Corrie Lavinia Fullard was born on Flinders Island on 2 September 1931. While growing up, she watched her mother and father undertake the traditional art form of shell necklace making; gathering, drying and cleaning shells before stringing them into necklaces. At the age of 16, Corrie Fullard decided that she would dedicate her life to continuing the tradition of shell necklace stringing.

Auntie Corrie, as she is known, continues this complicated, traditional art form which has been practiced by generations of Tasmanian Aborigines for thousands of years. It is Auntie Corrie’s commitment to handing on this art which inspires so many.

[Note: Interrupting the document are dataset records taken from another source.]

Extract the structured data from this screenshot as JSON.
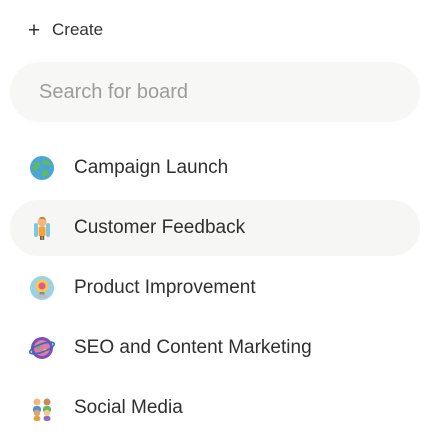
{
  "create": {
    "label": "Create"
  },
  "search": {
    "placeholder": "Search for board",
    "value": ""
  },
  "boards": [
    {
      "label": "Campaign Launch",
      "icon": "globe-icon"
    },
    {
      "label": "Customer Feedback",
      "icon": "person-icon"
    },
    {
      "label": "Product Improvement",
      "icon": "lightbulb-icon"
    },
    {
      "label": "SEO and Content Marketing",
      "icon": "planet-icon"
    },
    {
      "label": "Social Media",
      "icon": "people-icon"
    }
  ],
  "colors": {
    "hover_row": "#f6f6f5",
    "search_bg": "#f7f7f6",
    "text": "#2f2f2f",
    "placeholder": "#9c9c9c"
  }
}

Auntie Corrie’s first national exhibition of artwork was the 5th Indigenous Heritage Art Award at Old Parliament House, Canberra in 2000. In 2003, the National Gallery of Australia included a necklace of Auntie Corrie’s in the exhibition Tactility – two centuries of Indigenous objects, textiles and fibre. In 2001, in collaboration with her daughter Jeanette James, Auntie Corrie was selected as a finalist in the Telstra National Aboriginal and Torres Strait Island Art Award. In 2007, the Bett Gallery displayed their work in the Corrie Fullard & Jeanette James exhibition.

Although now retired, Auntie Corrie continues her commitment to preserving this important art form. From 2000 to 2006, she was a tutor in the Tasmanian Aboriginal Education Schools Visiting Program, conducting workshops on shell-working. Auntie Corrie has also conducted shell-stringing workshops at numerous festivals Australia-wide.

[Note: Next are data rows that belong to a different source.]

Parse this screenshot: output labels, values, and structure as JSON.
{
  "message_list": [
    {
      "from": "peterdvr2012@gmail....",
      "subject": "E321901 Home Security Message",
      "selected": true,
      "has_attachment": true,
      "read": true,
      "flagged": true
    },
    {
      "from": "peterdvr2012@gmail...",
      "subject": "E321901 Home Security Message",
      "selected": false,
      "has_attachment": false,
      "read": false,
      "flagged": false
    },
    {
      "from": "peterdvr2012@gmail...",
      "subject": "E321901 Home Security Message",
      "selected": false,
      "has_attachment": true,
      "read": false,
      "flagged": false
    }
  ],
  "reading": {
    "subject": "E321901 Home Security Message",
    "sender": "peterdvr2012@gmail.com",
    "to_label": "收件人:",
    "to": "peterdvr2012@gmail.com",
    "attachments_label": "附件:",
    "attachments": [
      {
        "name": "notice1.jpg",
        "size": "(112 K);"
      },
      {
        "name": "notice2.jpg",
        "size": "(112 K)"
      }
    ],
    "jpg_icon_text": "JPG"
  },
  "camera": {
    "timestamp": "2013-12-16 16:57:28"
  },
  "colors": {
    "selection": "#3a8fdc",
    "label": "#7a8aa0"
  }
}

The necklaces of Auntie Corrie are displayed by many museums and private collections throughout Australia and internationally. Within Australia, Auntie Corrie’s work is exhibited in the permanent collections of the National Gallery of Australia; the Lake Macquarie City Gallery, NSW; the Queen Victoria Museum and Art Gallery, Launceston; and the Museum and Art Gallery of Tasmania, Hobart.

As well as her contribution to cultural arts, Auntie Corrie also served as a member of the Tasmanian Aboriginal Education Association Committee.

Auntie Corrie is a well-known and highly respected elder of the Tasmanian Aboriginal community.